Alors que les islamistes espèrent rebondir après avoir essuyé un sérieux revers il y a cinq ans. Ces législatives sont en revanche boycottées par le nouveau parti de l'ancien chef du gouvernement Ali Benflis, rival malheureux du président Abdelaziz Bouteflika à la présidentielle de 2014. Depuis l'instauration du multipartisme en 1989 en Algérie, l'opposition dénonce régulièrement des fraudes en faveur des partis au pouvoir.

L'Assemblée nationale dispose de pouvoirs limités en Algérie, où le gouvernement est à l'origine de l'essentiel des projets de loi. La chambre basse du Parlement est de ce fait souvent perçue comme une chambre d'enregistrement.

Désintérêt pour la campagne

Les résultats du scrutin doivent être annoncés vendredi en fin de matinée par le ministre de l'Intérieur lors d'une conférence de presse, selon l'agence APS.

Plus de 87'000 gendarmes et 45'000 policiers ont été déployés autour des centres de vote pour assurer la sécurité du scrutin. La campagne a été peu suivie par les Algériens, dont certains ont semblé davantage se passionner pour la présidentielle en France.

En raison de ce désintérêt, l'abstention risque d'être importante, comme cela a été le cas aux précédentes législatives. Le taux de participation n'avait atteint que 43,14% en 2012 et 35,65% en 2007, des chiffres déjà gonflés, selon des observateurs.

"Frappez-les avec un bâton!"

Pour conjurer le spectre d'une faible mobilisation, le gouvernement a tenté de motiver les électeurs avec la campagne "Samaa sawtek" ("Fais entendre ta voix", en arabe).

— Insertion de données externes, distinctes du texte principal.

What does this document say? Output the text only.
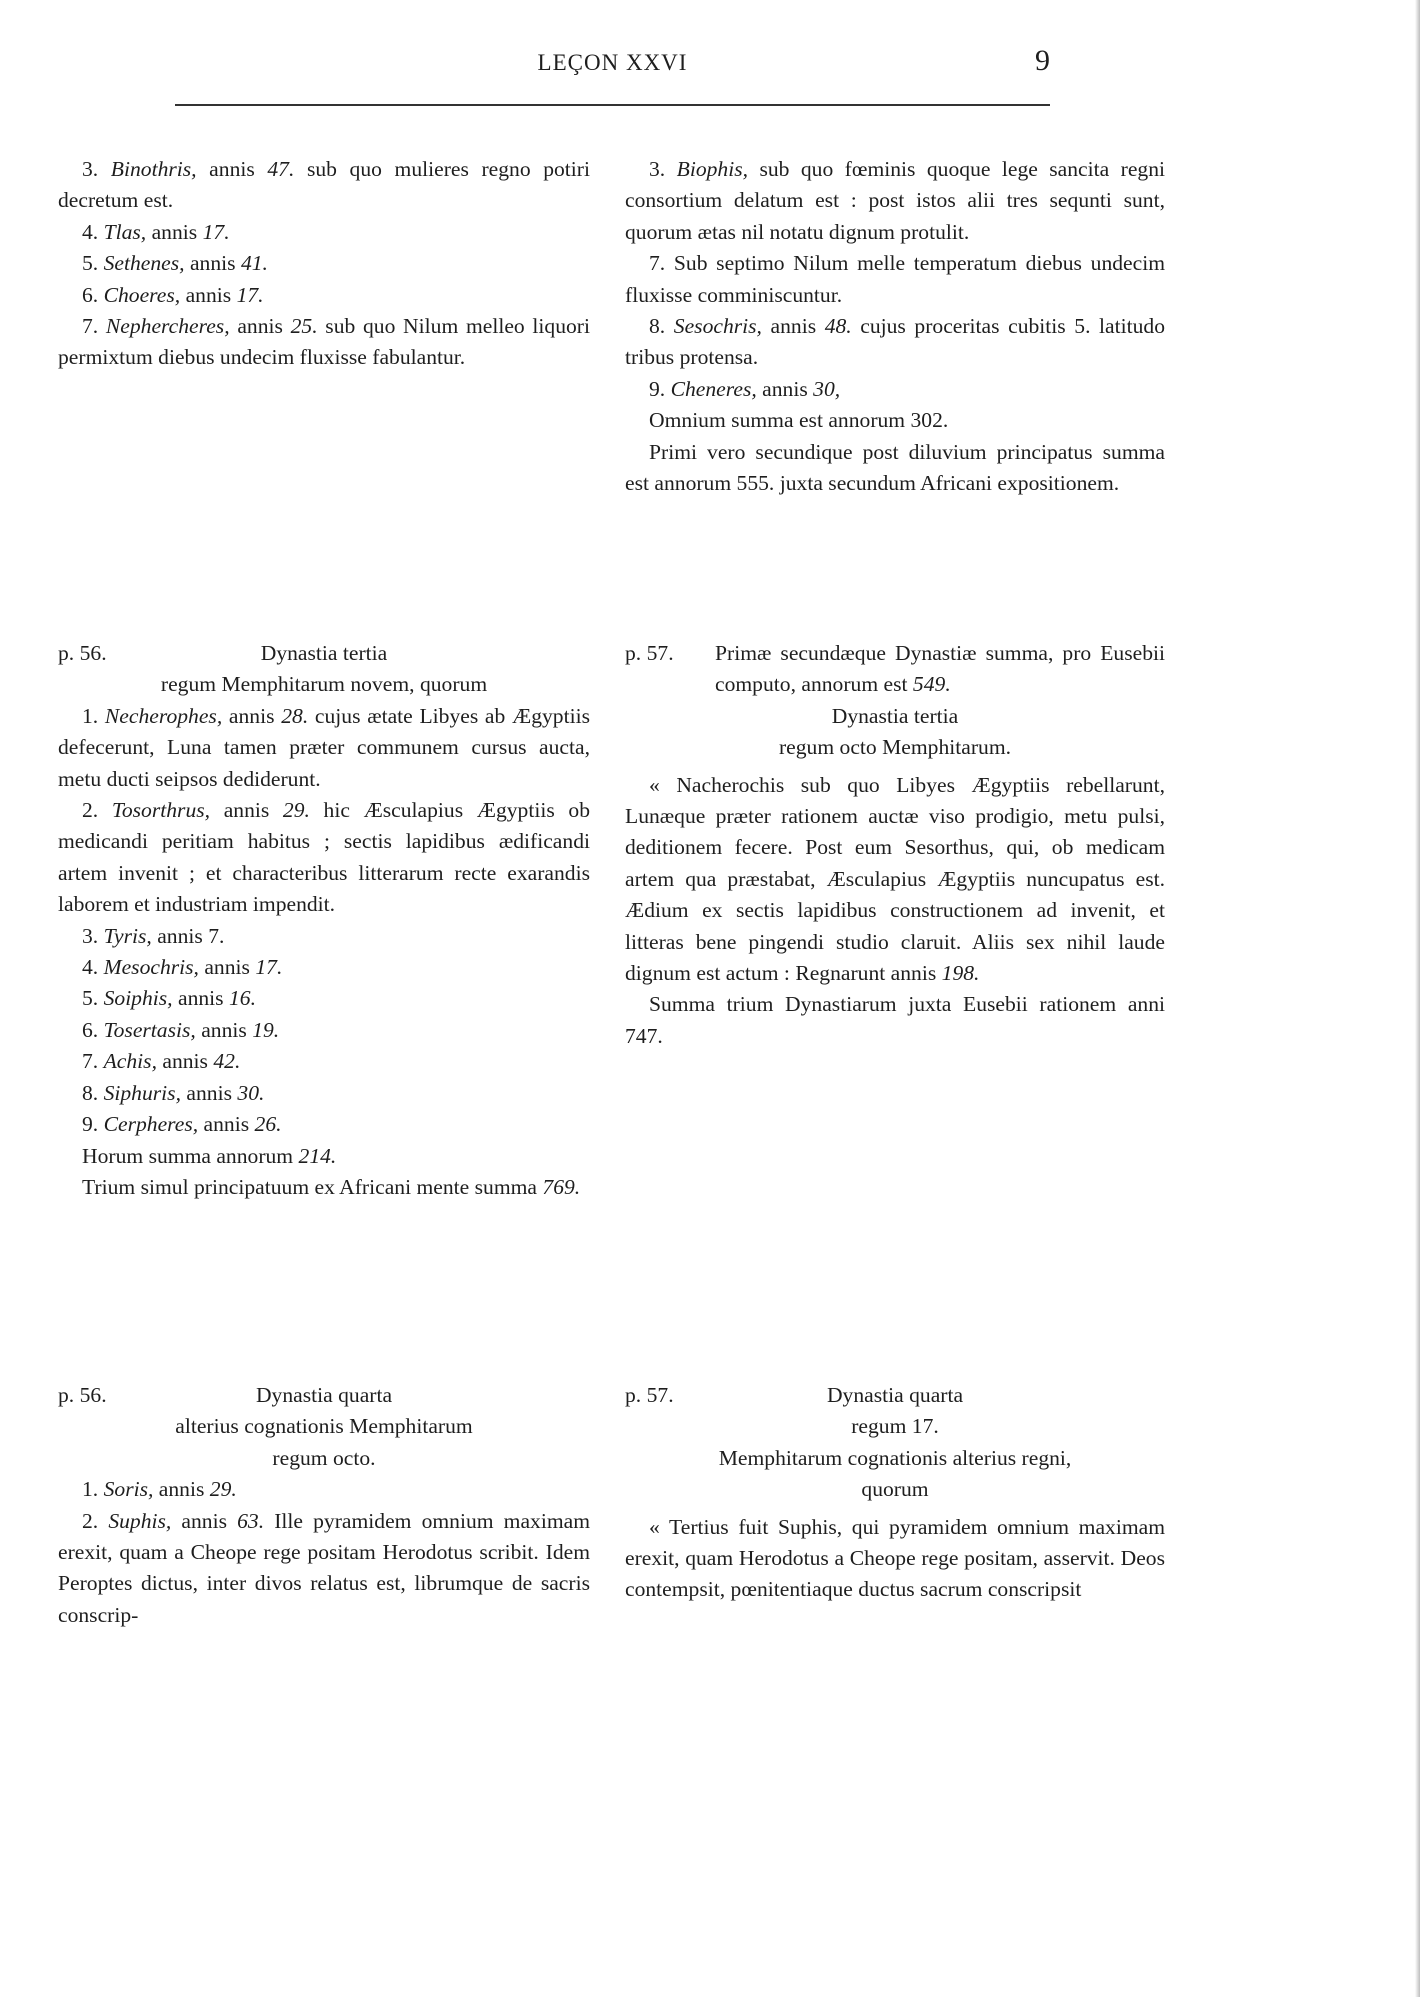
LEÇON XXVI	9

3. Binothris, annis 47. sub quo mulieres regno potiri decretum est.

4. Tlas, annis 17.

5. Sethenes, annis 41.

6. Choeres, annis 17.

7. Nephercheres, annis 25. sub quo Nilum melleo liquori permixtum diebus undecim fluxisse fabulantur.

3. Biophis, sub quo fœminis quoque lege sancita regni consortium delatum est : post istos alii tres sequnti sunt, quorum ætas nil notatu dignum protulit.

7. Sub septimo Nilum melle temperatum diebus undecim fluxisse comminiscuntur.

8. Sesochris, annis 48. cujus proceritas cubitis 5. latitudo tribus protensa.

9. Cheneres, annis 30,

Omnium summa est annorum 302.

Primi vero secundique post diluvium principatus summa est annorum 555. juxta secundum Africani expositionem.

p. 56.	Dynastia tertia

regum Memphitarum novem, quorum

1. Necherophes, annis 28. cujus ætate Libyes ab Ægyptiis defecerunt, Luna tamen præter communem cursus aucta, metu ducti seipsos dediderunt.

2. Tosorthrus, annis 29. hic Æsculapius Ægyptiis ob medicandi peritiam habitus ; sectis lapidibus ædificandi artem invenit ; et characteribus litterarum recte exarandis laborem et industriam impendit.

3. Tyris, annis 7.

4. Mesochris, annis 17.

5. Soiphis, annis 16.

6. Tosertasis, annis 19.

7. Achis, annis 42.

8. Siphuris, annis 30.

9. Cerpheres, annis 26.

Horum summa annorum 214.

Trium simul principatuum ex Africani mente summa 769.

p. 57.	Primæ secundæque Dynastiæ summa, pro Eusebii computo, annorum est 549.

Dynastia tertia

regum octo Memphitarum.

« Nacherochis sub quo Libyes Ægyptiis rebellarunt, Lunæque præter rationem auctæ viso prodigio, metu pulsi, deditionem fecere. Post eum Sesorthus, qui, ob medicam artem qua præstabat, Æsculapius Ægyptiis nuncupatus est. Ædium ex sectis lapidibus constructionem ad invenit, et litteras bene pingendi studio claruit. Aliis sex nihil laude dignum est actum : Regnarunt annis 198.

Summa trium Dynastiarum juxta Eusebii rationem anni 747.

p. 56.	Dynastia quarta

alterius cognationis Memphitarum

regum octo.

1. Soris, annis 29.

2. Suphis, annis 63. Ille pyramidem omnium maximam erexit, quam a Cheope rege positam Herodotus scribit. Idem Peroptes dictus, inter divos relatus est, librumque de sacris conscrip-

p. 57.	Dynastia quarta

regum 17.

Memphitarum cognationis alterius regni,

quorum

« Tertius fuit Suphis, qui pyramidem omnium maximam erexit, quam Herodotus a Cheope rege positam, asservit. Deos contempsit, pœnitentiaque ductus sacrum conscripsit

Le président Abdelaziz Bouteflika est intervenu dans un message lu en son nom samedi pour exhorter ses compatriotes à se rendre aux urnes afin de contribuer à la "stabilité du pays".

Lors d'une tournée marathon à travers le pays, le premier ministre Abdelmalek Sellal a multiplié les appels en faveur d'un "vote massif".

Il est allé jusqu'à appeler les femmes à réveiller tôt leurs maris jeudi, à ne pas leur servir le café et à les "traîner" aux bureaux de vote. "Sils résistent, frappez-les avec un bâton!", a-t-il lancé à un auditoire exclusivement féminin lors d'une visite le 30 avril à Sétif, à 300 km à l'est d'Alger.

Rare apparition publique du président

Au pouvoir depuis 1999, M. Bouteflika, 80 ans, n'apparaît pratiquement plus en public depuis l'accident vasculaire cérébral dont il a été victime en 2013. C'est en fauteuil roulant, aidé d'un neveu, qu'il a voté jeudi à Alger. On l'a vu serrer la main de policiers et de scrutateurs. Il n'a pas pris la parole.

Il s'agit de la première apparition du chef de l'Etat algérien devant les médias internationaux et les médias algériens privés depuis sa prestation de serment pour un quatrième mandat en avril 2014. Depuis, M. Bouteflika avait seulement fait quelques passages à la télévision d'Etat, notamment quand il recevait des hôtes étrangers.